A internet já melhorou isso, embora também sua arquitetura atual dificulte o indivíduo a atingir as massas. O Facebook limita isso a todo custo. A humanidade precisa desprivatizar a internet, os bancos de dados devem ser internacionais, precisamos de uma rede de relacionamentos em código aberto. Tem um monte de coisa a falar sobre isso, mas, em resumo, a internet do jeito que é hoje, além de ser o maior banco de espionagem do mundo, funciona a 1% de sua capacidade.

Você também se decepcionou com os rumos que internet tomou?

Ainda acho que isso possa mudar, mas vai ser cyberwars.

Tenho observado que você parece incomodado com o excesso de câmeras nos vigiando diariamente. Você está ficando paranoico?

(risos) Cara, nossa sociedade é paranoica, esquizofrênica. A sensação de perseguição, de estar sendo observado, a privação da privacidade é uma das características mais marcantes da nossa época. Muito bem observada essa questão, esse tema me interessa bastante, porque é uma sacanagem, na verdade. É o que chamo da indústria da violência, em vez de resolver as causas da violência, eles atacam os efeitos e não há nada mais fascista que a classe média assustada, ela aceita tudo: reduzir maioridade penal, instalar câmeras, alarmes… Estamos assistindo à instalação do big brother, e tudo com a conivência da população. Isso tem consequências profundíssimas. Imagine uma ditadura que se valha desse aparato.                       

As pessoas estão cada vez mais perdendo a humanidade em busca de um bom registro com suas câmeras móveis?
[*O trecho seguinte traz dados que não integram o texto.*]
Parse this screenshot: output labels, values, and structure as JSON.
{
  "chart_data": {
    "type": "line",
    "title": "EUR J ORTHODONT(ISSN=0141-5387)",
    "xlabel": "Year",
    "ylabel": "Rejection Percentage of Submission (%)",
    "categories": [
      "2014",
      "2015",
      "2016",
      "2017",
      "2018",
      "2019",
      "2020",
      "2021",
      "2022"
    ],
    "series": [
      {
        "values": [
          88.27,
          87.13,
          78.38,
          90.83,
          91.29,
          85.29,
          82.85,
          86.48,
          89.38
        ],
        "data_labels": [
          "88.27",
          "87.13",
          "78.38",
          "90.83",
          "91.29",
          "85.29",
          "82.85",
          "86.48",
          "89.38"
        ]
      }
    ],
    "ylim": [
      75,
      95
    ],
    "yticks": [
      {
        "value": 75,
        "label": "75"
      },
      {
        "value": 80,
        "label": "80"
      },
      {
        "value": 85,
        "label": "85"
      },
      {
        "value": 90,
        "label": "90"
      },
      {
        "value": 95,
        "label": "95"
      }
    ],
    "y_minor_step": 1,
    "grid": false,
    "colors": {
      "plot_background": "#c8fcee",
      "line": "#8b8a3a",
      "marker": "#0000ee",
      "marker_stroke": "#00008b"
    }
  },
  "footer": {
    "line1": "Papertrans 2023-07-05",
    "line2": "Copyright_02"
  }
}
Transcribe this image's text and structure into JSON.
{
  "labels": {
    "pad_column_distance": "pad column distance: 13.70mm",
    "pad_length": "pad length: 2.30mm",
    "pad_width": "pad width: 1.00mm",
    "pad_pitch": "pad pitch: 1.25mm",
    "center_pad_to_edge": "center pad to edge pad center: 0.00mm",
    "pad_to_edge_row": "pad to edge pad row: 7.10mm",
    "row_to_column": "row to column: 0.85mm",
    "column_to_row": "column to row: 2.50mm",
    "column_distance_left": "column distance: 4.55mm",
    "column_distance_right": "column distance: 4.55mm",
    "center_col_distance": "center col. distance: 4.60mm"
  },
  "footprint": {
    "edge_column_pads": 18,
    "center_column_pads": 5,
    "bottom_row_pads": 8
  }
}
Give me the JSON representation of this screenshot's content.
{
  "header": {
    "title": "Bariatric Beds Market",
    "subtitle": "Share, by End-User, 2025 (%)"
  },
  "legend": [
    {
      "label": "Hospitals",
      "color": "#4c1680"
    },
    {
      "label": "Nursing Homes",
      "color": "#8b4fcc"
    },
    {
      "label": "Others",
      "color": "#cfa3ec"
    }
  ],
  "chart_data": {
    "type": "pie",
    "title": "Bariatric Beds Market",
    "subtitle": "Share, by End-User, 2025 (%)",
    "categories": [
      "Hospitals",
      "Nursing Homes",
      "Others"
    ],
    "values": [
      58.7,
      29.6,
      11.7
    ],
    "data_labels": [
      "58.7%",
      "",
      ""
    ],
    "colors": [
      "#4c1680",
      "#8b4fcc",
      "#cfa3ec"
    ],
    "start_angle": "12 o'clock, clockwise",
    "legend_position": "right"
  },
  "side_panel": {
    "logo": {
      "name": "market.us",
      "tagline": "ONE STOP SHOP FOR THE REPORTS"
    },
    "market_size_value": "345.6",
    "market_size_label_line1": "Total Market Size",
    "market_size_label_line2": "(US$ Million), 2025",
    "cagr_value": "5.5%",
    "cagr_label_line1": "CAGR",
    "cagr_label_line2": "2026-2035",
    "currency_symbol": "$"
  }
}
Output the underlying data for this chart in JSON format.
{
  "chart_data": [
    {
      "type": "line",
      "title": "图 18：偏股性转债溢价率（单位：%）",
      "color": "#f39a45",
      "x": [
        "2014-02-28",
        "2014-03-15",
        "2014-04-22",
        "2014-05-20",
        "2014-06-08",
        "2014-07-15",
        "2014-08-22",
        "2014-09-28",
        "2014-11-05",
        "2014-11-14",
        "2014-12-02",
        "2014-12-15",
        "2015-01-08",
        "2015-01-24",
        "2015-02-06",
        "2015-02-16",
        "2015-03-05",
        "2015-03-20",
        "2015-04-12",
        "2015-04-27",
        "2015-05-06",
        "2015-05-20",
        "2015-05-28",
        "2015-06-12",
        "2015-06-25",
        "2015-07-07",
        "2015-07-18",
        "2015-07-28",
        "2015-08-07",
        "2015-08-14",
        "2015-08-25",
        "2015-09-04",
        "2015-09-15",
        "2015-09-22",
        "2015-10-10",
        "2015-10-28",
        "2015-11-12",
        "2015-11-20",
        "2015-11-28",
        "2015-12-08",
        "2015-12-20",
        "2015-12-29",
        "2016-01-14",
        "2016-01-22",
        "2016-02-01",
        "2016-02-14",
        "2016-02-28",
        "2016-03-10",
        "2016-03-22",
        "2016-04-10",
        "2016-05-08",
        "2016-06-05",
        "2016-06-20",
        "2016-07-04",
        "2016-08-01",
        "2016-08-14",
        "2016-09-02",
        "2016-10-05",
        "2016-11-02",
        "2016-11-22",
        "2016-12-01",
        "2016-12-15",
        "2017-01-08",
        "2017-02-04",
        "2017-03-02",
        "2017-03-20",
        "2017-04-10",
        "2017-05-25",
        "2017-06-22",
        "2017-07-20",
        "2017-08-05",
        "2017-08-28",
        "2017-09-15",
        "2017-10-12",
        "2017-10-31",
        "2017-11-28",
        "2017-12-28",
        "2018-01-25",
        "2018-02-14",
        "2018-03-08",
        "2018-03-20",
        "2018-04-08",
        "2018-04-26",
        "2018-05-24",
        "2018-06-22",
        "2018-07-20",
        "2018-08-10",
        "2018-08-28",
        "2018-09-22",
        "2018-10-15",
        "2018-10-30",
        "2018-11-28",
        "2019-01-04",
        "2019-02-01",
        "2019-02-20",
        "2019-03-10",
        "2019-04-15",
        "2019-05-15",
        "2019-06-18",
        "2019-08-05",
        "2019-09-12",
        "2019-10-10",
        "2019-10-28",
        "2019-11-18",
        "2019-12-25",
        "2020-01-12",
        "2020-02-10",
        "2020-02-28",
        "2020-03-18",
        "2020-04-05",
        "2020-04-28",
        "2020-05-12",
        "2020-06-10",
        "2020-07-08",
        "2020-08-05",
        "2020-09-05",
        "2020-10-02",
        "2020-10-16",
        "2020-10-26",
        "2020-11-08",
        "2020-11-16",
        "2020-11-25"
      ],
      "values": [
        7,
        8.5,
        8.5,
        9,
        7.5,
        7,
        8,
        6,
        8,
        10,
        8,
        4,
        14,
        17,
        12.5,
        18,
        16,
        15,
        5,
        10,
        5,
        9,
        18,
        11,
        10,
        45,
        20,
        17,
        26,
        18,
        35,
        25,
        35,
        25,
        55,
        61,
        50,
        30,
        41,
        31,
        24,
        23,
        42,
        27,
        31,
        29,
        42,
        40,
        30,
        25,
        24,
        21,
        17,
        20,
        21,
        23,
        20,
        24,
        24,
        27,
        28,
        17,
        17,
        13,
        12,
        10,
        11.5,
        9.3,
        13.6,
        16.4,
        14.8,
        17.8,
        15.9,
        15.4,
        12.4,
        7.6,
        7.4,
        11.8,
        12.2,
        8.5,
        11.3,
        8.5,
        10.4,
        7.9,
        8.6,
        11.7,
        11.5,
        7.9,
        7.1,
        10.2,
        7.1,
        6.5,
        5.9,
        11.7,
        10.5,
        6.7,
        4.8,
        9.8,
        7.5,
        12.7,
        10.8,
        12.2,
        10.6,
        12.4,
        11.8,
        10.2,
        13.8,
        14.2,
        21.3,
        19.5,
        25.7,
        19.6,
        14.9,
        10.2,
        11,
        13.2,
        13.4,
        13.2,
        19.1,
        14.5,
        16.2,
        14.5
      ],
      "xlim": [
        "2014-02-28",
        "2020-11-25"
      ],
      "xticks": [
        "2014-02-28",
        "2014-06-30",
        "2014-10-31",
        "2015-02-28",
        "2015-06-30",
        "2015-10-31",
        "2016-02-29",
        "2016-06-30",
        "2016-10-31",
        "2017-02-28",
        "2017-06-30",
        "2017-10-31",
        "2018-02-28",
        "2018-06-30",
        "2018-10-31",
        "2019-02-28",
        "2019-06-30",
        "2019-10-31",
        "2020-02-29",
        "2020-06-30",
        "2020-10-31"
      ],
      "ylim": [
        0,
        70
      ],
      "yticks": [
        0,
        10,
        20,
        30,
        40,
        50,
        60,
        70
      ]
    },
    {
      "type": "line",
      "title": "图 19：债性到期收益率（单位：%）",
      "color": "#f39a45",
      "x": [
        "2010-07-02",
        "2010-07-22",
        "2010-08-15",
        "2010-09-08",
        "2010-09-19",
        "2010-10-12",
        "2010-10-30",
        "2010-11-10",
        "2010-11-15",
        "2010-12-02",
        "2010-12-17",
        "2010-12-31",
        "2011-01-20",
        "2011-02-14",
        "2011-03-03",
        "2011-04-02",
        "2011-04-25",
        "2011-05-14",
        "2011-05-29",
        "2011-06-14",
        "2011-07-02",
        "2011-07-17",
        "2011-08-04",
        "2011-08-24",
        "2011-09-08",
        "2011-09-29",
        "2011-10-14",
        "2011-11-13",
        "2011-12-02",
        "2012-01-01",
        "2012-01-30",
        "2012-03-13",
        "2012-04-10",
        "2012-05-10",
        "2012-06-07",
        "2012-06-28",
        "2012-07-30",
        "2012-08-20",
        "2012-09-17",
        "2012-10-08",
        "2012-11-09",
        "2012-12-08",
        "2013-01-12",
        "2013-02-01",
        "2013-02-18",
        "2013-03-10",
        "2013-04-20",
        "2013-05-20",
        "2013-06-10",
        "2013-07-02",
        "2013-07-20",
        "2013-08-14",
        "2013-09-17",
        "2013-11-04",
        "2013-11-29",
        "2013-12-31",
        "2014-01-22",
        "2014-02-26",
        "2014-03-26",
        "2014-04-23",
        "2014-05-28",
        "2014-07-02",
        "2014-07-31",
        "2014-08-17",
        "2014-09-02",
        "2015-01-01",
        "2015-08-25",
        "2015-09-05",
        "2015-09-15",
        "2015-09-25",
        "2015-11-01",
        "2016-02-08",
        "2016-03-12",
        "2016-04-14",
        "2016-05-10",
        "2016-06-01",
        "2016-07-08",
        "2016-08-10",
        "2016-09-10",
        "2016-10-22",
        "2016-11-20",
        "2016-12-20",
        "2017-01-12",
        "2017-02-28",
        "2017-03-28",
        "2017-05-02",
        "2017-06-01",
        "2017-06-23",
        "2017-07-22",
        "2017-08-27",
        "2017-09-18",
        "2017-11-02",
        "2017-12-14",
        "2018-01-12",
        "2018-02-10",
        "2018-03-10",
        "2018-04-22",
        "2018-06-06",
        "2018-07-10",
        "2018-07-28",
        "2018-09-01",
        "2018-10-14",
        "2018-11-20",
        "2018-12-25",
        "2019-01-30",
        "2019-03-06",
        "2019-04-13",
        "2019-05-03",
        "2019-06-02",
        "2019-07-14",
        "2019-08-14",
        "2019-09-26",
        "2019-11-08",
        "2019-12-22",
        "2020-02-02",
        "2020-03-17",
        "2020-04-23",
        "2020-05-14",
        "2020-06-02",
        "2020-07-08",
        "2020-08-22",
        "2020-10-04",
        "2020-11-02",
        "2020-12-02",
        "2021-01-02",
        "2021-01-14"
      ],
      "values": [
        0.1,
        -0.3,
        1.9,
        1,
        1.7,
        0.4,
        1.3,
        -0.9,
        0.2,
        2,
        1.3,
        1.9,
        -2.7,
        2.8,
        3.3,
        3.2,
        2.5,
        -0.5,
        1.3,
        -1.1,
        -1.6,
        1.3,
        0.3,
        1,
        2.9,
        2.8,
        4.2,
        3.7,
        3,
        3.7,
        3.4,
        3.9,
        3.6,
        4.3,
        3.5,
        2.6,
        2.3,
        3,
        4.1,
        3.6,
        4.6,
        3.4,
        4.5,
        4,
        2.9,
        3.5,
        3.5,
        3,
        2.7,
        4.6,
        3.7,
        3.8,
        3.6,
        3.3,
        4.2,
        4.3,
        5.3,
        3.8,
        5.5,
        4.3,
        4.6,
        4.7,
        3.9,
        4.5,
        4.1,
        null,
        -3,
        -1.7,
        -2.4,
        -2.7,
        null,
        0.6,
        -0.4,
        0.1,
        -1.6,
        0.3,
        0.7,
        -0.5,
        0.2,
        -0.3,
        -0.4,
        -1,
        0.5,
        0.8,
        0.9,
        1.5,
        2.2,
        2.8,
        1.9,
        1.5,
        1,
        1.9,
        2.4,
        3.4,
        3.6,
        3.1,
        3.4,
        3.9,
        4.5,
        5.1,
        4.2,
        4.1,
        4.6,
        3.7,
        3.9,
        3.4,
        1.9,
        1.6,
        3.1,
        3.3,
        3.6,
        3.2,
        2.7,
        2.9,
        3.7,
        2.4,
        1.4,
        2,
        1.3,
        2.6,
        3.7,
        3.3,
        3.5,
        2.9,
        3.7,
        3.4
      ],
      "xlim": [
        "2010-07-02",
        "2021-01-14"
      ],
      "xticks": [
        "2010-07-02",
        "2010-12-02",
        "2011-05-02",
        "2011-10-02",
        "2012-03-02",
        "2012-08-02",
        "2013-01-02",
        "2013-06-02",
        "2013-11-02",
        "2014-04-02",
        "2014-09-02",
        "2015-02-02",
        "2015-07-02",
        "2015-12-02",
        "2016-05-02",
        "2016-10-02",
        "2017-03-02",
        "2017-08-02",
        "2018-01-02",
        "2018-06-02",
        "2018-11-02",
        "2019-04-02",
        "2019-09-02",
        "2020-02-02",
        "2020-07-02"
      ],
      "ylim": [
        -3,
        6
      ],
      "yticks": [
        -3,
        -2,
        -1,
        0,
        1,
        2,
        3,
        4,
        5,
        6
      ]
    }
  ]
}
É por aí… Na verdade, os habitantes das cidades grandes se odeiam. A arquitetura das cidades promove o conflito, acabou aquilo de pedir uma xícara de açúcar ao vizinho, porque esse vizinho é o FDP que vai te desrespeitar de algum modo, com som alto etc. Acho que essas câmeras móveis são um processo irreversível, ao menos em nosso tempo, mas elas são muito diferentes das câmeras fixas que filmam o dia inteiro uma rua, e o conjunto delas filma o dia inteiro a cidade inteira. É o conjunto delas que realizou o big brother, hoje você sai de casa, vira a esquina, tudo filmado, é possível rastrear todos os seus movimentos. Google Earth pra essa galera é em tempo real. Ou seja, não é que eu esteja ficando paranoico, a sociedade está paranoica. Eu até que estou me virando bem.                      

Além da sua atuação como músico, você tem atuado em questões relacionadas ao melhoramento da relação do homem com o espaço urbano.

Os problemas começam a entrar dentro da sua casa, do seu quarto, ou você se posiciona ou é engolido, e a qualidade de vida em (cidade do entrevistado) se degradou muito em poucos anos, com o desenvolvimentismo. Eu senti que já não podia me dedicar exclusivamente à música, outras ações paralelas seriam necessárias ou eu mesmo sofreria demais no futuro, a questão da (causa social que o músico está envolvido), por exemplo, é uma causa pouquíssimo discutida, senti que se eu não levantasse essa bandeira, talvez ela não fosse levantada tão cedo, e como a luta é longa, melhor começar o quanto antes. Como músico, entendi que essa era uma luta com a qual eu poderia contribuir bem. A primeira coisa que fiz foi repensar minha estética musical, em como eu poderia estar contribuindo negativamente para o problema.

Tu sempre me pareceu uma pessoa idealista e que leva essa condição a sério. Um dia você acha que vai cansar disso tudo?                       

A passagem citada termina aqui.